People v. Garcia

809 P.2d 1038 | Colo. Ct. App. | 1990

Opinion by

Judge SMITH.

Defendant, Lawrence C. Garcia, appeals the judgment of conviction entered on a jury verdict finding him guilty of second degree murder and a crime of violence. We reverse and remand for a new trial.

The evidence established that the victim was stabbed in the chest with a kitchen knife on the first floor of her home, and that, although she was able to walk upstairs, she died soon thereafter from loss of blood. Testimony from other witnesses indicated that defendant and the victim had been arguing before the stabbing occurred.

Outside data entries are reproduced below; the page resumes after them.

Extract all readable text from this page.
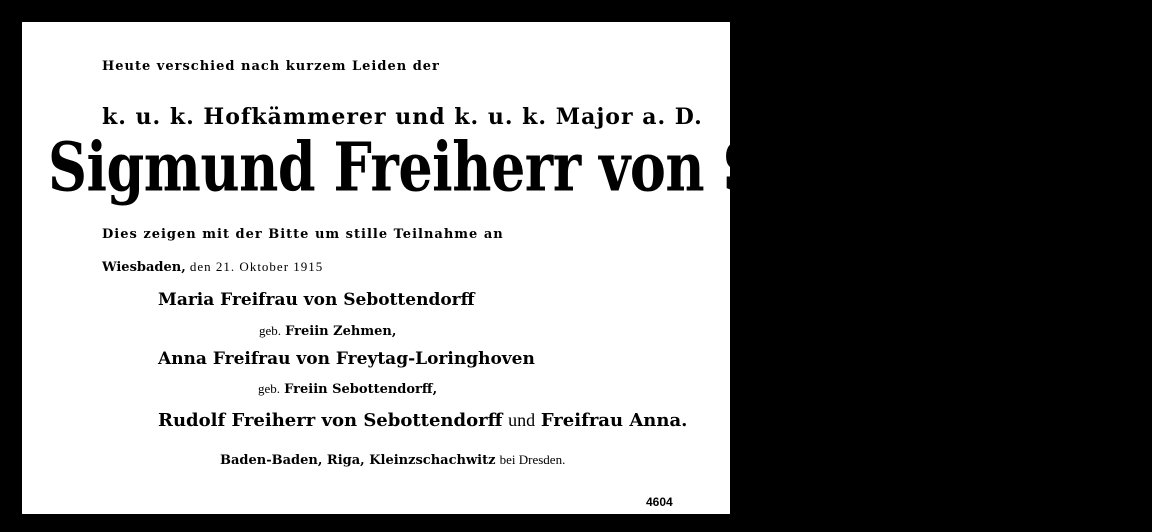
Heute verschied nach kurzem Leiden der
k. u. k. Hofkämmerer und k. u. k. Major a. D.
Sigmund Freiherr von Sebottendorff.
Dies zeigen mit der Bitte um stille Teilnahme an
Wiesbaden, den 21. Oktober 1915
Maria Freifrau von Sebottendorff
geb. Freiin Zehmen,
Anna Freifrau von Freytag-Loringhoven
geb. Freiin Sebottendorff,
Rudolf Freiherr von Sebottendorff und Freifrau Anna.
Baden-Baden, Riga, Kleinzschachwitz bei Dresden.
4604
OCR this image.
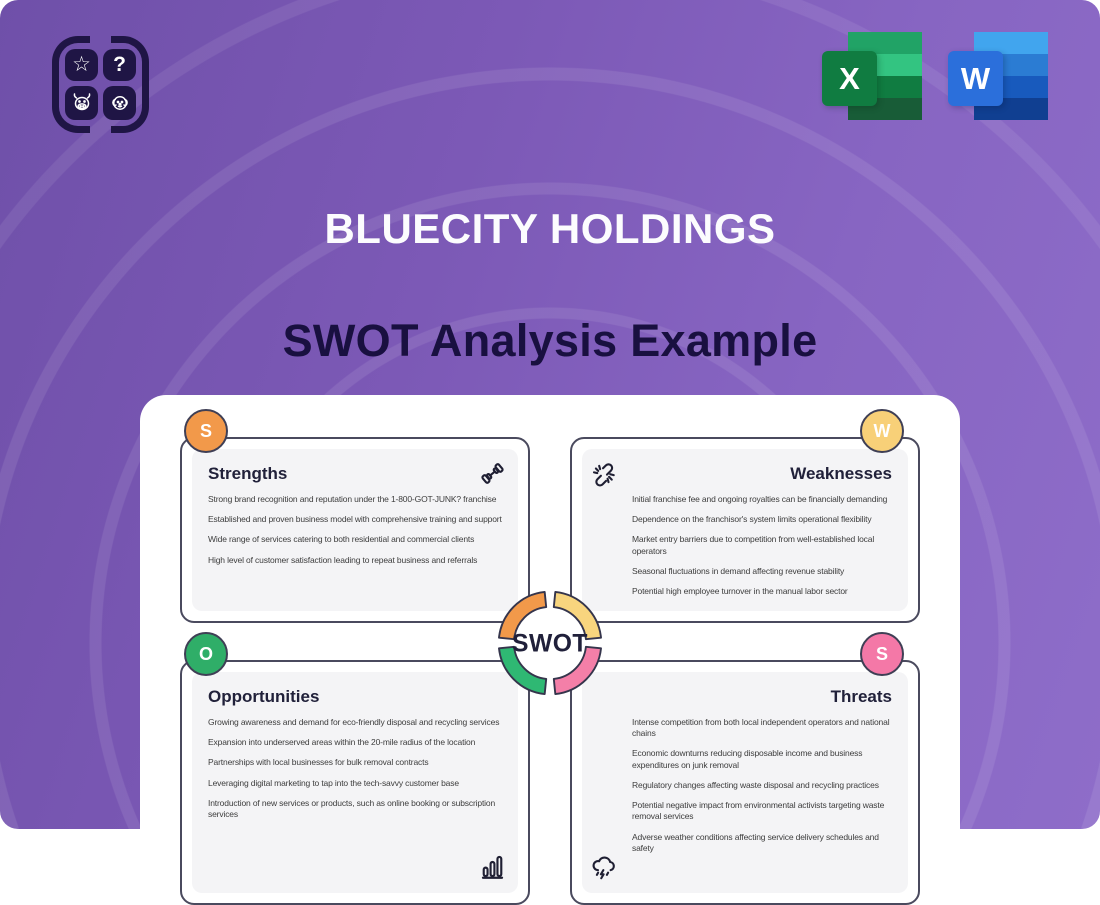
☆ ?	X	W
BLUECITY HOLDINGS
SWOT Analysis Example
S
Strengths

Strong brand recognition and reputation under the 1-800-GOT-JUNK? franchise

Established and proven business model with comprehensive training and support

Wide range of services catering to both residential and commercial clients

High level of customer satisfaction leading to repeat business and referrals

W
Weaknesses

Initial franchise fee and ongoing royalties can be financially demanding

Dependence on the franchisor's system limits operational flexibility

Market entry barriers due to competition from well-established local operators

Seasonal fluctuations in demand affecting revenue stability

Potential high employee turnover in the manual labor sector

O
Opportunities

Growing awareness and demand for eco-friendly disposal and recycling services

Expansion into underserved areas within the 20-mile radius of the location

Partnerships with local businesses for bulk removal contracts

Leveraging digital marketing to tap into the tech-savvy customer base

Introduction of new services or products, such as online booking or subscription services

S
Threats

Intense competition from both local independent operators and national chains

Economic downturns reducing disposable income and business expenditures on junk removal

Regulatory changes affecting waste disposal and recycling practices

Potential negative impact from environmental activists targeting waste removal services

Adverse weather conditions affecting service delivery schedules and safety

SWOT
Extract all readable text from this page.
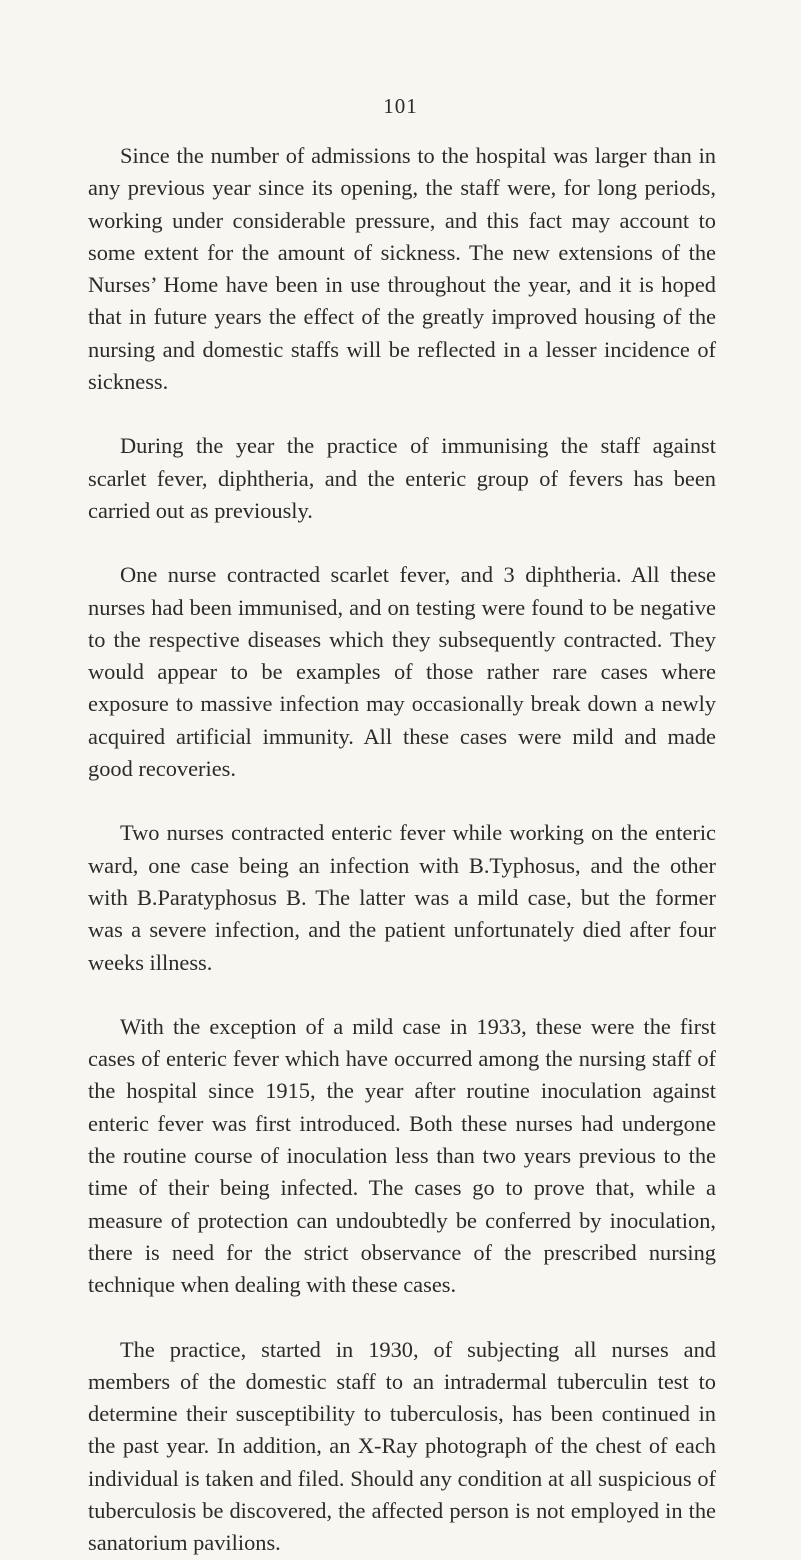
101

Since the number of admissions to the hospital was larger than in any previous year since its opening, the staff were, for long periods, working under considerable pressure, and this fact may account to some extent for the amount of sickness. The new extensions of the Nurses’ Home have been in use throughout the year, and it is hoped that in future years the effect of the greatly improved housing of the nursing and domestic staffs will be reflected in a lesser incidence of sickness.

During the year the practice of immunising the staff against scarlet fever, diphtheria, and the enteric group of fevers has been carried out as previously.

One nurse contracted scarlet fever, and 3 diphtheria. All these nurses had been immunised, and on testing were found to be negative to the respective diseases which they subsequently contracted. They would appear to be examples of those rather rare cases where exposure to massive infection may occasionally break down a newly acquired artificial immunity. All these cases were mild and made good recoveries.

Two nurses contracted enteric fever while working on the enteric ward, one case being an infection with B.Typhosus, and the other with B.Paratyphosus B. The latter was a mild case, but the former was a severe infection, and the patient unfortunately died after four weeks illness.

With the exception of a mild case in 1933, these were the first cases of enteric fever which have occurred among the nursing staff of the hospital since 1915, the year after routine inoculation against enteric fever was first introduced. Both these nurses had undergone the routine course of inoculation less than two years previous to the time of their being infected. The cases go to prove that, while a measure of protection can undoubtedly be conferred by inoculation, there is need for the strict observance of the prescribed nursing technique when dealing with these cases.

The practice, started in 1930, of subjecting all nurses and members of the domestic staff to an intradermal tuberculin test to determine their susceptibility to tuberculosis, has been continued in the past year. In addition, an X-Ray photograph of the chest of each individual is taken and filed. Should any condition at all suspicious of tuberculosis be discovered, the affected person is not employed in the sanatorium pavilions.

The defendant, in a videotaped interview, stated that the victim had been stabbed by an intruder. But, in a statement videotaped a week after the initial statement, he admitted that he stabbed the victim. However, he claimed that it occurred when he had attempted to stab himself during an argument with the victim, after she had accused him of infidelity, and that she had been stabbed accidentally when she interfered with his suicide attempt.

At trial, the theory of defense was predicated on the truth of the first videotape interview. However, defendant also requested an instruction on the lesser offense of heat of passion manslaughter, but the trial court refused to so instruct the jury.

During trial, the father of the victim was permitted to testify, over defendant’s objection, as to hearsay statements made by the victim’s 2-year old son. The first statement, “Daddy did it,” was made two days after his mother’s death, shortly after the boy had viewed his mother in her casket. The second statement, “Mama crying, Mama and Daddy fighting, Mama hurt,” was made several days later, after the boy had seen a photograph of his mother. Although there was no direct evidence that the boy had witnessed the stabbing, the statements were admitted as excited utterances under CRE 803(2).

I.

On appeal, defendant first contends that the trial court erred in denying his request for an instruction on heat of passion manslaughter. We agree that such an instruction should have been given.

In a homicide case, an instruction on a lesser offense must be given if there is any evidence, no matter how improbable, unreasonable, or slight, to establish the lesser offense. People v. Shaw, 646 P.2d 375 (Colo.1982).

Heat of passion manslaughter is not a pure lesser included offense of either first degree murder or second degree murder because it includes an additional element, that the defendant was acting “upon a sudden heat of passion,” which must be proven to the jury. People v. Lewis, 676 P.2d 682 (Colo.1984).

To be entitled to a heat of passion manslaughter instruction, the defendant must be able to point to some evidence, however slight, presented at trial which *1040would permit a jury to find, in addition to concluding that the defendant knowingly killed the victim, that certain additional circumstances existed at the time the offense was committed. These additional factors include that:

“(1) the act causing the death was performed upon a ‘sudden heat of passion,’ (2) caused by a ‘serious and highly provoking act of the intended victim,’ (3) which was sufficient ‘to excite an irresistible passion in a reasonable person,’ and (4) between the provocation and the killing, an insufficient ‘interval’ of time passed for ‘the voice of reason and humanity to be heard.’ ”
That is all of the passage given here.